Recently, I just confirmed something with this guy. After a conversation, he unconsciously admitted that he has lived in a "gray area" with women where he's friendly with women to the point where it seems like he's dating them, but he's not because they never dating in the first place. It's basically a technicality. Often times, the girl gets hurt, because she thinks the guy liked her, but he's just wasting time.
I have got to admit, I fell for this with other men in my generation and I'm beginning to think that all men are indirect with their feelings due to fear of rejection. Thus, they live in this " gray area" and it's like they spend and treat the girl better than others, but upon confrontation, they deny ever giving special treatment.
One thing I realized about these guys is that their fathers all married significantly younger women with a 10+ year age difference.
Again, I ask, has it always been like this, where living in the "grey area" has been a prevalent thing, but nobody talks about it, or is it a common practice in recent generations?
This is one reason why I don't bother with male friends. Whenever I had a male "friend", they would flirt way too much for it to be a platonic friendship yet they would also insist that we weren't dating. I ended up in this weird limbo where I wasn't a girlfriend but also not a platonic friend. I agree that men love these kinds of "grey areas" because it means that they get the benefits of a relationship e.g. emotional labour and possibly also sex but without any of the sacrifices e.g. taking the woman out on dates. It's very low value behaviour IMO.
IMO this "grey area" thing is a more recent development. In the past, men were expected to ask women out and take them out on proper dates. Also women having male friends wasn't really a thing so men couldn't use that to stay in the woman's orbit either.
This type of man has been my personal bugbear in the past and it's just so goddamn common. They get the best of everything with this strategy - for men, having a woman around is a net positive regardless of who she is, they get to remain in their immature cowardly zero-responsibility state, and they can play victim if you get upset when you finally solve the riddle with the answer being "he's just not into you". In my opinion, these men are exactly why you do not chase, persue, or take all of the initiative with men. Otherwise this is exactly who you'll end up with - Mr. Stays with a woman he doesn't really see long term with but he's not going to inform her of his plans because he has zero regard or respect for any woman's feelings because he can't take responsibility for his own.
If it's intentional, that's called future faking. A lot of guys do this, knowing they're future faking because they know what women actually want, but want to jump through bare minimum hoops to get things from us. They don't just GIVE the way women are both inclined and bullied into. I'd err on the side of thinking it's intentional, and yes, aside from violence, this is how they get sex for "free" (there's no such thing as free sex, sex is more than a commodity).
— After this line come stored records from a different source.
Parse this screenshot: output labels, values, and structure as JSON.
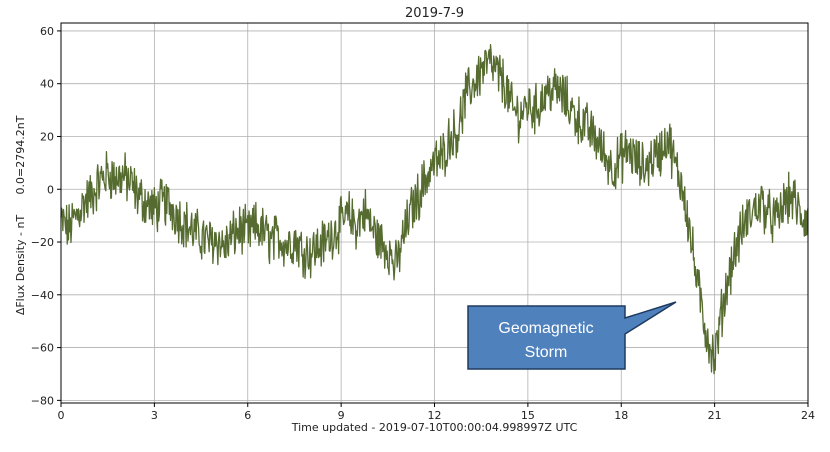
{
  "chart_data": {
    "type": "line",
    "title": "2019-7-9",
    "xlabel": "Time  updated - 2019-07-10T00:00:04.998997Z UTC",
    "ylabel": "ΔFlux Density - nT",
    "ylabel2": "0.0=2794.2nT",
    "xlim": [
      0,
      24
    ],
    "ylim": [
      -81,
      63
    ],
    "x_ticks": [
      0,
      3,
      6,
      9,
      12,
      15,
      18,
      21,
      24
    ],
    "y_ticks": [
      -80,
      -60,
      -40,
      -20,
      0,
      20,
      40,
      60
    ],
    "y_tick_labels": [
      "−80",
      "−60",
      "−40",
      "−20",
      "0",
      "20",
      "40",
      "60"
    ],
    "grid": true,
    "series": [
      {
        "color": "#556b2f",
        "x": [
          0,
          0.25,
          0.5,
          0.75,
          1.0,
          1.25,
          1.5,
          1.75,
          2.0,
          2.25,
          2.5,
          2.75,
          3.0,
          3.25,
          3.5,
          3.75,
          4.0,
          4.25,
          4.5,
          4.75,
          5.0,
          5.25,
          5.5,
          5.75,
          6.0,
          6.25,
          6.5,
          6.75,
          7.0,
          7.25,
          7.5,
          7.75,
          8.0,
          8.25,
          8.5,
          8.75,
          9.0,
          9.25,
          9.5,
          9.75,
          10.0,
          10.25,
          10.5,
          10.75,
          11.0,
          11.25,
          11.5,
          11.75,
          12.0,
          12.25,
          12.5,
          12.75,
          13.0,
          13.25,
          13.5,
          13.75,
          14.0,
          14.25,
          14.5,
          14.75,
          15.0,
          15.25,
          15.5,
          15.75,
          16.0,
          16.25,
          16.5,
          16.75,
          17.0,
          17.25,
          17.5,
          17.75,
          18.0,
          18.25,
          18.5,
          18.75,
          19.0,
          19.25,
          19.5,
          19.75,
          20.0,
          20.25,
          20.5,
          20.75,
          21.0,
          21.25,
          21.5,
          21.75,
          22.0,
          22.25,
          22.5,
          22.75,
          23.0,
          23.25,
          23.5,
          23.75,
          24.0
        ],
        "y": [
          -12,
          -15,
          -10,
          -5,
          -2,
          3,
          6,
          4,
          5,
          2,
          -3,
          -5,
          -8,
          -5,
          -6,
          -10,
          -13,
          -16,
          -18,
          -20,
          -19,
          -22,
          -18,
          -15,
          -17,
          -14,
          -16,
          -20,
          -18,
          -21,
          -19,
          -23,
          -24,
          -22,
          -20,
          -16,
          -13,
          -10,
          -14,
          -8,
          -15,
          -20,
          -22,
          -30,
          -18,
          -8,
          -2,
          5,
          10,
          12,
          20,
          22,
          35,
          40,
          45,
          48,
          44,
          40,
          30,
          28,
          32,
          30,
          35,
          38,
          37,
          33,
          28,
          25,
          22,
          18,
          12,
          8,
          12,
          15,
          10,
          8,
          12,
          14,
          20,
          8,
          0,
          -20,
          -40,
          -55,
          -65,
          -45,
          -30,
          -20,
          -12,
          -8,
          -5,
          -10,
          -12,
          -5,
          -3,
          -10,
          -12
        ]
      }
    ],
    "annotations": [
      {
        "text": [
          "Geomagnetic",
          "Storm"
        ],
        "box_color": "#4f81bd",
        "border_color": "#1f3a60",
        "points_to": {
          "x": 20.2,
          "y": -43
        }
      }
    ]
  }
}
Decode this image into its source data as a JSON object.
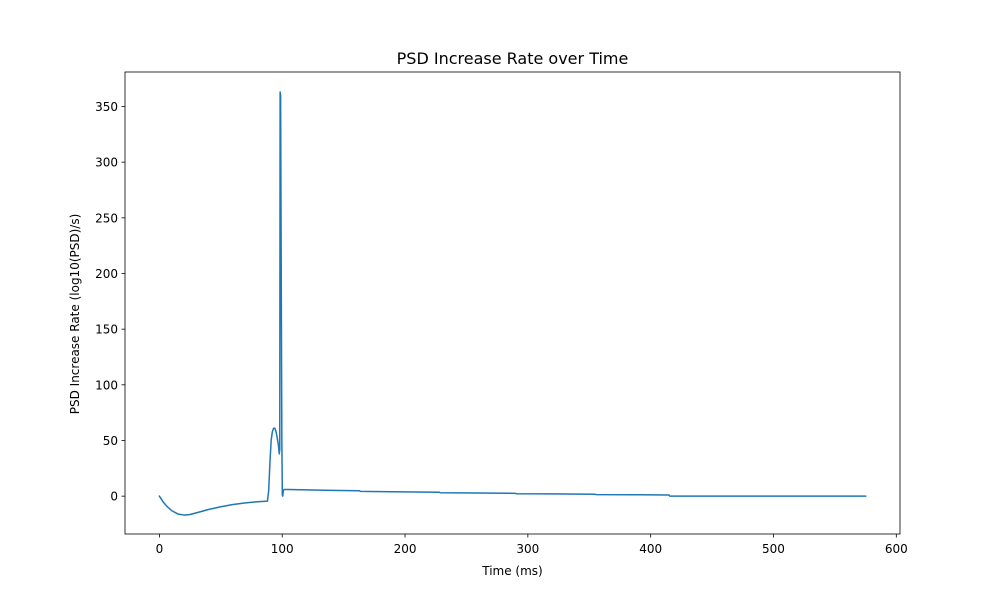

If a man is upfront about actually dating someone then he knows that involves planning and paying for dates.
Unemployed / low employed dudes still feel entitled to women's attention even if they refuse to adult.
Living in the gray area allows a scrote to monopolize a woman's time & stroke his ego from having a woman in his life without ever validating the relationship via actual dates or courting.
This is the perfect way for a male to get all of the positives of having a girlfriend with none of the responsibilities for her emotional or physical well being. It's a game where he's using you and looking for "better." This is a rather recent strategy that started about 25 years ago with the bullshit advent of "friends with benefits." FWB only benefits the male. It gives him a free prostitute and emotional support for no effort, financial investment, or responsibility. Just leave the males who are like this alone. They mean you harm.